Time Series Analysis

A time series consists of observations at discrete equispaced intervals of time.  For example, sales in month t could be denoted as zt and in the previous month by zt-1.  Typically, the objective is to forecast future values of z (such as zt+1) based on present and past values of z and perhaps explanatory variables such as price.

A model in which future values are forecast purely on the basis of past values of the time series is called an autoregressive (AR) process.

A model in which future values are forecast purely on the basis of past shocks (or noise or random disturbances) is called a moving average (MA) process.
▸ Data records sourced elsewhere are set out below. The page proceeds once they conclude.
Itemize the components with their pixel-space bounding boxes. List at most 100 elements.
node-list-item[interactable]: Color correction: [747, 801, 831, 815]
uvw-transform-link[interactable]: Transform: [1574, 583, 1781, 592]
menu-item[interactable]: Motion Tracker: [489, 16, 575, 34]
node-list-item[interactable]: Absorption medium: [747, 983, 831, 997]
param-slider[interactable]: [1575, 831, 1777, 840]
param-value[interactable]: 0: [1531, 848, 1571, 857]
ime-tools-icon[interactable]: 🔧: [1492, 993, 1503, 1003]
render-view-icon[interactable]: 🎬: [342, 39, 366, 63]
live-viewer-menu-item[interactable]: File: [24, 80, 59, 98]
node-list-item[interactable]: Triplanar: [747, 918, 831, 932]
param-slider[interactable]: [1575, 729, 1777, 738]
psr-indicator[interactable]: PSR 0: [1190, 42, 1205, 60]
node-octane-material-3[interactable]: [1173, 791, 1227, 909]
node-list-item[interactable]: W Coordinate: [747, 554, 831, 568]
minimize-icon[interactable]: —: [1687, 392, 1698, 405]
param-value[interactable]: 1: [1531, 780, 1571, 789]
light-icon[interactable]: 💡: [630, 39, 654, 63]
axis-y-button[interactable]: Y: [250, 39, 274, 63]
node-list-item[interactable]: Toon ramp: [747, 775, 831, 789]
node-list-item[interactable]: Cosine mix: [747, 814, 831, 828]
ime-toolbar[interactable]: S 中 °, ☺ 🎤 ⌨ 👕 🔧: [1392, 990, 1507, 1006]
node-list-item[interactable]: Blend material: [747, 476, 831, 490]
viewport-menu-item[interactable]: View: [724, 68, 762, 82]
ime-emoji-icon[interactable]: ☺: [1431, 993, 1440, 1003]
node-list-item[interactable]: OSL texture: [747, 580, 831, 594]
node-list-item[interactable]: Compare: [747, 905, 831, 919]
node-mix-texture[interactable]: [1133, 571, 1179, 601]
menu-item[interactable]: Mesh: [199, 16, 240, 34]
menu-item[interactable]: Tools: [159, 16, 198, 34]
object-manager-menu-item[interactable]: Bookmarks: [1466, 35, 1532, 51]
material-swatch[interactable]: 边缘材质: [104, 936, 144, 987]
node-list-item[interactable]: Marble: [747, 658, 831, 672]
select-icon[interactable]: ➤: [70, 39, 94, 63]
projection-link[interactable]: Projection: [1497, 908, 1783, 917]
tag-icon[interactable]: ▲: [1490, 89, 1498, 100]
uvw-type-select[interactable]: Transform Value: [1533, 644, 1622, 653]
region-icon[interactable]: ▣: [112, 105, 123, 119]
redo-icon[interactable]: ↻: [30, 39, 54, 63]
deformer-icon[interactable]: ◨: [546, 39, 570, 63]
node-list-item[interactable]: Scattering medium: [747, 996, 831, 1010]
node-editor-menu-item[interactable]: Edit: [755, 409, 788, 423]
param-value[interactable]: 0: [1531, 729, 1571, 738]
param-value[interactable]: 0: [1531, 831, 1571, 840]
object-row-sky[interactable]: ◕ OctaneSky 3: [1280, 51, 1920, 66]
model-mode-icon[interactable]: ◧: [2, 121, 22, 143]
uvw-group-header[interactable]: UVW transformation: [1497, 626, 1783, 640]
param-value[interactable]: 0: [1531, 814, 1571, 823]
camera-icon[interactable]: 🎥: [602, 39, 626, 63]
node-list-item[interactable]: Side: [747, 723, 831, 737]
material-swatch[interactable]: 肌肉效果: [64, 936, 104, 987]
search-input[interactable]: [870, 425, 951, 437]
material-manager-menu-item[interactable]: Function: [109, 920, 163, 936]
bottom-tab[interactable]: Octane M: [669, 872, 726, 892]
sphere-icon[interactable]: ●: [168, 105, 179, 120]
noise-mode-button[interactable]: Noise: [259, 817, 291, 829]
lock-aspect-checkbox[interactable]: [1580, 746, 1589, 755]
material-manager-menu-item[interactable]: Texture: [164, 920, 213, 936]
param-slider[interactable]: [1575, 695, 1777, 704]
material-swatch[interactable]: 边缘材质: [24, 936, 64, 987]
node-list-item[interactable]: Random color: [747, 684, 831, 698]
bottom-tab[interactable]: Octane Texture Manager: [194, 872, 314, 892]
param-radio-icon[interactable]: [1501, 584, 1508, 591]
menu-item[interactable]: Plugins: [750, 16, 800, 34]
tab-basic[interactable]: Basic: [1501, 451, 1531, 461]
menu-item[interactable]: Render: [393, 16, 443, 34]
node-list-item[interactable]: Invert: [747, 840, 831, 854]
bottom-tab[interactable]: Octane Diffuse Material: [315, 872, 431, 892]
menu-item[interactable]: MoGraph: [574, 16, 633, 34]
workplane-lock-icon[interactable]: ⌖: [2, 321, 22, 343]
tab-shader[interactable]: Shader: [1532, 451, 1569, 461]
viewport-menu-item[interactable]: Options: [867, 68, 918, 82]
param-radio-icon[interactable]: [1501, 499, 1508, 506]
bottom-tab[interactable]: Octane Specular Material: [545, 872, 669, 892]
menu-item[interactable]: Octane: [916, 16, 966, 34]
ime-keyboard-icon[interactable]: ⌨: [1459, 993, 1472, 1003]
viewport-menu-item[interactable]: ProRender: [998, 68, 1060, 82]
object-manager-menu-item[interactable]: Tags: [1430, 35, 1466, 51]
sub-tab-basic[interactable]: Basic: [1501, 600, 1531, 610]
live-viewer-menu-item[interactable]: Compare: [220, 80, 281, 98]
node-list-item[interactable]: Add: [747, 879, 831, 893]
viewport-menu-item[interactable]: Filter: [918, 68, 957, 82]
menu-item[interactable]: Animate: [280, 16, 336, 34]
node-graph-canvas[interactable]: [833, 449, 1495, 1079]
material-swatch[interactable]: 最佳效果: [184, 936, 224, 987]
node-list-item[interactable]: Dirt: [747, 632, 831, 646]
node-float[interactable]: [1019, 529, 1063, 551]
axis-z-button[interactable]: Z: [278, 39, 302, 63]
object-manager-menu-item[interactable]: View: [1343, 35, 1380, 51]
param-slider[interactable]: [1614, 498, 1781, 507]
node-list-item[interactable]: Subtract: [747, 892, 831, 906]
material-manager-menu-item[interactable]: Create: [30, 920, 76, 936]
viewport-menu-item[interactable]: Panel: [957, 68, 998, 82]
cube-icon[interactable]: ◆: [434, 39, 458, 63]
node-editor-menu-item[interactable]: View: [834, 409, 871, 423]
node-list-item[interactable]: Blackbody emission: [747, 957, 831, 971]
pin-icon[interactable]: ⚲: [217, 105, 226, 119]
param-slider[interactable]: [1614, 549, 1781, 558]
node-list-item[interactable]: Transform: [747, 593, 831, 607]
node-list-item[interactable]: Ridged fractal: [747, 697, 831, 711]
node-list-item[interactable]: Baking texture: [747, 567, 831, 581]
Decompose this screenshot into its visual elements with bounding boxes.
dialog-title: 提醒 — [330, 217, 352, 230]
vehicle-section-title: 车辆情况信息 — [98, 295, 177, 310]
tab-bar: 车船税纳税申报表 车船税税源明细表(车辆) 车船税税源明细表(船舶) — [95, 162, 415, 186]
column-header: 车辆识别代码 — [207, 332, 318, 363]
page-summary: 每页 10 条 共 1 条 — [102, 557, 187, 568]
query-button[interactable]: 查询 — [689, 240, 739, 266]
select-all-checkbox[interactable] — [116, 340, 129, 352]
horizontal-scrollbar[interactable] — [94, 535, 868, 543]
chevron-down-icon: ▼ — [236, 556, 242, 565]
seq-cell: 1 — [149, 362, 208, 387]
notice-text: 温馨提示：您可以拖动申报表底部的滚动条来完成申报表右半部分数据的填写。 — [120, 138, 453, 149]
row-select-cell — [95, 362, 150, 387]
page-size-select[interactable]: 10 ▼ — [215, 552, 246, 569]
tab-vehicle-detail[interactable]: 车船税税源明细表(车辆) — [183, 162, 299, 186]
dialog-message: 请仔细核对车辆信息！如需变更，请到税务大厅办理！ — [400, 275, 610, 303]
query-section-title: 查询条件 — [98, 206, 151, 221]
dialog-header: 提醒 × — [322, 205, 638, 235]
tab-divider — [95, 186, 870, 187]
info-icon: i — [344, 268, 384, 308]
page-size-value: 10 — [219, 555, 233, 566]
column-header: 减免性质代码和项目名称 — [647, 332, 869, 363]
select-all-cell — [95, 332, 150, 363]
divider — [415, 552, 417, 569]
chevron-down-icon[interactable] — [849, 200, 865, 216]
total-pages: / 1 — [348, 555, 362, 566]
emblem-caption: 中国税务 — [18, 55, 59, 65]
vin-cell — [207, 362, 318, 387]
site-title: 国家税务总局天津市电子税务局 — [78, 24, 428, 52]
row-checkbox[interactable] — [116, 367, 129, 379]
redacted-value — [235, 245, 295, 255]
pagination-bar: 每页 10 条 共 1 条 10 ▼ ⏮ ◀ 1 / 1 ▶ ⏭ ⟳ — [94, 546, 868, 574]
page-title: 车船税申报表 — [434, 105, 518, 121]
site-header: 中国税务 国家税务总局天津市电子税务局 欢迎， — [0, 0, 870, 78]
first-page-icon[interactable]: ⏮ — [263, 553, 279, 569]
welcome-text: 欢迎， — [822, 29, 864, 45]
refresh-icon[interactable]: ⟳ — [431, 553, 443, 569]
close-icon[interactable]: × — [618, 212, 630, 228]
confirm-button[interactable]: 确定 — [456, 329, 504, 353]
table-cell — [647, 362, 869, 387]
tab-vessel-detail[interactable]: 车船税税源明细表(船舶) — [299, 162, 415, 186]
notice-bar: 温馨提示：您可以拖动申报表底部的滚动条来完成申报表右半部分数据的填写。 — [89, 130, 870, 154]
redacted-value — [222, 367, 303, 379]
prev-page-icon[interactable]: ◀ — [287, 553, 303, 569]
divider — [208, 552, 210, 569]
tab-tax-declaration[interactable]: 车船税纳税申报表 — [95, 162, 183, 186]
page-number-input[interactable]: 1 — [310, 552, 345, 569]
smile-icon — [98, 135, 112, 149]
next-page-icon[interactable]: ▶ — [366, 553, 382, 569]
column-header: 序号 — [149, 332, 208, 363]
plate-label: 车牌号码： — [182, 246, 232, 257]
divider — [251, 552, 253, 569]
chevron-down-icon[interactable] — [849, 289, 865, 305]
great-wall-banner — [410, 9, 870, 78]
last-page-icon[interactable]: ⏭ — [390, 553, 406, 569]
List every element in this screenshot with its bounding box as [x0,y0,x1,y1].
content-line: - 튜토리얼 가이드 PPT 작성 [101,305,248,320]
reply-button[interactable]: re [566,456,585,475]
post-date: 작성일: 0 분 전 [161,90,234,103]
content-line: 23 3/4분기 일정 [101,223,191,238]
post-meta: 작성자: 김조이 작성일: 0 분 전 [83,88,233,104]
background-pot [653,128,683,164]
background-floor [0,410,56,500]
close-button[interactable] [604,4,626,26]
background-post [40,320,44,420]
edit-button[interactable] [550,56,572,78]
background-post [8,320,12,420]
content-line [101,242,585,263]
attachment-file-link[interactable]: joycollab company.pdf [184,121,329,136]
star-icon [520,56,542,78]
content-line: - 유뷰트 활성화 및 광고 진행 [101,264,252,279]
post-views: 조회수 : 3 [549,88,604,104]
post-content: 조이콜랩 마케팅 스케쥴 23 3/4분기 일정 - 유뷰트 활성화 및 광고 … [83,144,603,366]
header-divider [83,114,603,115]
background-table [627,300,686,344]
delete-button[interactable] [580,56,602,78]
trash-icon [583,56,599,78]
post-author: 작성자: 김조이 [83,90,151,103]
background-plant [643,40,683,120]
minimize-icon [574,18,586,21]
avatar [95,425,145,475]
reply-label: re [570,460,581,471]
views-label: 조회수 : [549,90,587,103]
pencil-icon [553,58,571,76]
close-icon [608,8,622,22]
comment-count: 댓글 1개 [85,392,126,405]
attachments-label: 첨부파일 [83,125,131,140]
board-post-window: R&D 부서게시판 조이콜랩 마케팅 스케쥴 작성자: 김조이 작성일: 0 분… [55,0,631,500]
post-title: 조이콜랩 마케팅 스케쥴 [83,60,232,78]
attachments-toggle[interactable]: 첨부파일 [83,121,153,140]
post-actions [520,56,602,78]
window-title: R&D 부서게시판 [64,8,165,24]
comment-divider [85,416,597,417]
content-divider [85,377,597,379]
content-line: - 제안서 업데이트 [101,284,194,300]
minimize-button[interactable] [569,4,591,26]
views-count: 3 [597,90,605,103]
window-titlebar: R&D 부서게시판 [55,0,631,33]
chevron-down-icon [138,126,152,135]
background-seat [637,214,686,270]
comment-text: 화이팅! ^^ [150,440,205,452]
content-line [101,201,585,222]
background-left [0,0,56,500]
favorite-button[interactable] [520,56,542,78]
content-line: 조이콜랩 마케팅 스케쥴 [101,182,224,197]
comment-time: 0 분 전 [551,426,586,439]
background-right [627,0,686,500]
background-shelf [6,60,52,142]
A model that uses both past values of the time series and past shocks is called an autoregressive-moving average (ARMA) process.

These models assume that the time series is stationary - that is the series fluctuates around a time invariant mean, and the variance and autocovariance (ie covariance between zt and zt-s for all values of s) do not vary with time.  In practice, most time series need to be transformed to achieve stationarity.  To stabilise variance a logarithm transform is often used - appropriate where the variance of the series increases in proportion to the mean.  To stabilise the mean, differencing is usually employed.  For example, first order differencing is xt = zt - zt-1.  First order differencing eliminates "drift" but often it needs to be applied twice to eliminate trend and seasonal differencing is often necessary too.  An ARMA model of a differenced series is called an ARIMA model, where the I stands for Integrated because the output needs to be anti-differenced, or integrated, to forecast the original series.

Most forecasting models also need to account for explanatory variables such as price, advertising, or income.  Often, there are lagged impacts as well as (or instead of) immediate impacts - that is past values of explanatory variables can be important.  Such a model is called a Transfer Function model.  It is similar to a distributed lag regression model except that the residuals (or error series) are modelled as an ARMA model.  The ARMA component makes the model "adaptive" to shocks and changes in trend and level.

Collectively, these models along with the process of identification, fitting, and diagnostic checking are called Box Jenkins models after the authors of the "Bible" on the subject (Time Series Analysis, George E. P. Box and Gwilym M. Jenkins, Holden-Day, 1976).